A brief 1805 tract by an English Quaker, Ann Alexander, following a visit to US southern states. Digitized by the Antislavery Literature Project.

 

Ann Tuke Alexander (1767-1849) was from York, England, and a well-known Quaker supporter of the antislavery movement. Her reform-oriented works include Remarks on the Theatre and on the Late Fire at Richmond, in Virginia (York: T. Wilson and Son, 1812); Facts Relative to the State of Children who are Employed by Chimney Sweepers, as Climbing Boys (York: Printed by Wm. Alexander, 1817); Warrior & Pacificus; or, Dialogues on War (York: Printed for W. Alexander, 1819); and A Selection of Hymns, Designed Principally for the Use of Prisoners (New York: Mahlon Day, 1820). 
 
This tract is a brief post-travel letter to the inhabitants of Charleston, South Carolina, enjoining them to give up slavery in order to save their souls. “In passing along through some of the southern states,” she writes, “my mind has been painfully affected at the sight of numbers of my fellow-creatures, deprived of their natural liberty…” (4) She advocates against slavery as an act of charity, similar to that which should be exercised on behalf of the poor.
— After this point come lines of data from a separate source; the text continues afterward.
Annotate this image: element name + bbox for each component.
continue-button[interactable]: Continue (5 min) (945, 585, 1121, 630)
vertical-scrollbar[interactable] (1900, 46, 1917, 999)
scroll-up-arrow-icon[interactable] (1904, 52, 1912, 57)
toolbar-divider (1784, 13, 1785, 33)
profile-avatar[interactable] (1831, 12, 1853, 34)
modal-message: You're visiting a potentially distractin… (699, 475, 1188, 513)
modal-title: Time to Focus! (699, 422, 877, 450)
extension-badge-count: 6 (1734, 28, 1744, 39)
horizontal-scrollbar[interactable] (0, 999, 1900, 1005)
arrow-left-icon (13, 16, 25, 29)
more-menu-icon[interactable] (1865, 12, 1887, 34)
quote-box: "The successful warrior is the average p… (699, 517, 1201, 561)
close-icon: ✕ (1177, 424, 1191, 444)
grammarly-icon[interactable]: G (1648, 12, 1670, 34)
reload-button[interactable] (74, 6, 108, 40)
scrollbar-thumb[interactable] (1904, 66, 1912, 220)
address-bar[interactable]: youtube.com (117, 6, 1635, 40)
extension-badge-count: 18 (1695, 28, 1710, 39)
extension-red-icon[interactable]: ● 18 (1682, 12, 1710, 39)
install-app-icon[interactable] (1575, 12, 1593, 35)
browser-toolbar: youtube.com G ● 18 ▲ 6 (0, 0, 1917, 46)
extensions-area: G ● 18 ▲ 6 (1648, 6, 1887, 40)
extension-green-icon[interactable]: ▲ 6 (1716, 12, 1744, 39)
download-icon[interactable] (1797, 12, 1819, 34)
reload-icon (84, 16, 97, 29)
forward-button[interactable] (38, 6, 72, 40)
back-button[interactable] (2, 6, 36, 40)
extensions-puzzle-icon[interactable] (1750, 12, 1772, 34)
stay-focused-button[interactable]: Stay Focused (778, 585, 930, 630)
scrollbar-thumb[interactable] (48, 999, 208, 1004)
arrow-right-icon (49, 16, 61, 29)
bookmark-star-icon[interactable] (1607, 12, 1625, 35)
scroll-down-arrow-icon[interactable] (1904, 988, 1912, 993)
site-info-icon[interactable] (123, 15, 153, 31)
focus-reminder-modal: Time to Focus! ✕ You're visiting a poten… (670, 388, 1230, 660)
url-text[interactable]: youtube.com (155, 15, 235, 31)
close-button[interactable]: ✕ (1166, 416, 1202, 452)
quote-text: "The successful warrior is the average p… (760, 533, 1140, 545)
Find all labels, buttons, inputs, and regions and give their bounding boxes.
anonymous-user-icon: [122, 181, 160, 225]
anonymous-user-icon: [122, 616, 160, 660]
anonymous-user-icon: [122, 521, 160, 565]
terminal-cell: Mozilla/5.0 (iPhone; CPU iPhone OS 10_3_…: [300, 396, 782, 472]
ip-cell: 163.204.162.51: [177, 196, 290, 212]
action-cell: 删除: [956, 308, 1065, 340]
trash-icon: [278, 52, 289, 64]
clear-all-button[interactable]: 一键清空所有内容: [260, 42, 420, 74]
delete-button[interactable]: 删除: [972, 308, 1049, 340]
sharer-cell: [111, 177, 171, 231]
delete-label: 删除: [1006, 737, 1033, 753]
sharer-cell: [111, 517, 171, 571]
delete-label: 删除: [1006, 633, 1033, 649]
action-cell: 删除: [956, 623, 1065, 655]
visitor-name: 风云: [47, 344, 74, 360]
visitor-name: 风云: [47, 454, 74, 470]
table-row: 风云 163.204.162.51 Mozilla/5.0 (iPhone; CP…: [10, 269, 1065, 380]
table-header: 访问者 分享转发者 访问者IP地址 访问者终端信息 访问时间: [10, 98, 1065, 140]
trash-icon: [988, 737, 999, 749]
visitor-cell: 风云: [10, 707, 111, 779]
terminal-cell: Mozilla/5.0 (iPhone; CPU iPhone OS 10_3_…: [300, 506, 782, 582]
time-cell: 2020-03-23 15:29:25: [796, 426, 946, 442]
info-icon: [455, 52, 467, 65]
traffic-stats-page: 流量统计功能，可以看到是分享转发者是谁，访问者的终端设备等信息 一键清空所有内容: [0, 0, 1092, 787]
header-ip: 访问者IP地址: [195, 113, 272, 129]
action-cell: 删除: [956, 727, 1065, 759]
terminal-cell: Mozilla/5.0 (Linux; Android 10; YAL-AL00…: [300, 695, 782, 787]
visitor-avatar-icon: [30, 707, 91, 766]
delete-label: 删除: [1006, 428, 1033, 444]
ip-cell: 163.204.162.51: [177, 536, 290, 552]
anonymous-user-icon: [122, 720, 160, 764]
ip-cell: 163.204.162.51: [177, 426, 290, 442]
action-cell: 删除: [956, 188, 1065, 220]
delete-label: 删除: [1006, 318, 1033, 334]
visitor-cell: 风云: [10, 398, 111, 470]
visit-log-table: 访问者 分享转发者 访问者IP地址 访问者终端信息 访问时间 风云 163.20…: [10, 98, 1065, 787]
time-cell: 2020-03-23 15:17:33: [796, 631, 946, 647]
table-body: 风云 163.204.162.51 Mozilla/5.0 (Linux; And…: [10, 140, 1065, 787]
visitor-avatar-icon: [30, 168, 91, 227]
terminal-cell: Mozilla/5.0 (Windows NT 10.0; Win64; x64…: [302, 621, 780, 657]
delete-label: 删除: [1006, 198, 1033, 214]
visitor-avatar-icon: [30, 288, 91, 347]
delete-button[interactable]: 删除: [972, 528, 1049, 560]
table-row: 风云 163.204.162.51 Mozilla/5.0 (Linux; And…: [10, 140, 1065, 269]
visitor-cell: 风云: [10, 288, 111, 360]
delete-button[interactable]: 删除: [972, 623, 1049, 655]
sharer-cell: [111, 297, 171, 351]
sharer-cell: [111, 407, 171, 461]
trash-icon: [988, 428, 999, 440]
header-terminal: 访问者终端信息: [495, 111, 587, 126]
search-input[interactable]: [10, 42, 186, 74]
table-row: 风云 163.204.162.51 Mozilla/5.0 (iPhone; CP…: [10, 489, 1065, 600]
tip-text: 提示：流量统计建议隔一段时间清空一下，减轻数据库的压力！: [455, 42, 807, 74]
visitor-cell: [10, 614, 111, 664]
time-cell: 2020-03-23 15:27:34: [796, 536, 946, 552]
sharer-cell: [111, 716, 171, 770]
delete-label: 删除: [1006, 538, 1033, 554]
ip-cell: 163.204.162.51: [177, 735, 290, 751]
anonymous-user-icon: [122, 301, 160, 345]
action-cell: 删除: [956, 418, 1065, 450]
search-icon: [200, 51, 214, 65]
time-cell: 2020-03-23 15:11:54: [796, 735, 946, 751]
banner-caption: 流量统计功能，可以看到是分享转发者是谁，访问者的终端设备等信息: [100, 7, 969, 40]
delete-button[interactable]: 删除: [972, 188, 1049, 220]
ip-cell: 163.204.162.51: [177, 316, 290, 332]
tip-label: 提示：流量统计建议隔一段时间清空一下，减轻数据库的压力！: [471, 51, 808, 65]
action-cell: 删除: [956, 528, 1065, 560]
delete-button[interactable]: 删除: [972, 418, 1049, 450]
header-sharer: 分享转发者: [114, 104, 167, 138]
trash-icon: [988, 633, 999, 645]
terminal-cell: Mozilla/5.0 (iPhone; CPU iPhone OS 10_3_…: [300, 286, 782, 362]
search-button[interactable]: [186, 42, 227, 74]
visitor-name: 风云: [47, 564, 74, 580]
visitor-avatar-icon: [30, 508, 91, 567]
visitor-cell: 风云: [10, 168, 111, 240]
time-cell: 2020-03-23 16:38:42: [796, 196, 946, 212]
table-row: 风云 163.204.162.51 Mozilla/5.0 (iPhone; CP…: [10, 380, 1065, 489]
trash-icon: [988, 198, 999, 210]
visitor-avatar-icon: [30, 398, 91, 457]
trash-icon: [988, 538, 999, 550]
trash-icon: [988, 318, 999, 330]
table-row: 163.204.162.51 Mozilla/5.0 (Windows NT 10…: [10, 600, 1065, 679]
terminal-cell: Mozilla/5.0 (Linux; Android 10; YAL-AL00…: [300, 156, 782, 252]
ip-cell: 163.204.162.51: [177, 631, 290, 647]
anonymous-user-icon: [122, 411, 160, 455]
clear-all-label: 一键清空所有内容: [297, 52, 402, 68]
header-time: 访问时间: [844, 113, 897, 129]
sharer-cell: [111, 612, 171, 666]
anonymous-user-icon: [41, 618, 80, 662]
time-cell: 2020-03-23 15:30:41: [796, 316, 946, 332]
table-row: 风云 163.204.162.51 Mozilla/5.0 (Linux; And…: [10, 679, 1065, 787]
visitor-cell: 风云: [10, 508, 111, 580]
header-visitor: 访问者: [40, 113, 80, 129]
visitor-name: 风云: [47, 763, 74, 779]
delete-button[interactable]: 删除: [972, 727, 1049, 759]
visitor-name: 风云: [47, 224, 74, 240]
If there is no end to this crime, Alexander warns, then harsh divine judgment will arrive. The tract is unusual within witness literature for its direct address to the citizens of a town in the tradition of biblical prophets, whom she quotes extensively.
 
For a discussion of this tract, see Kathryn Gin, "Three Anti-Slavery Women Writers," 175-205 in Early American Abolitionists: A Collection of Anti-Slavery Writings, 1760-1820, James Basker [ed.] (New York: Gilder Lehrman Institute of American History, 2005) at 179-181.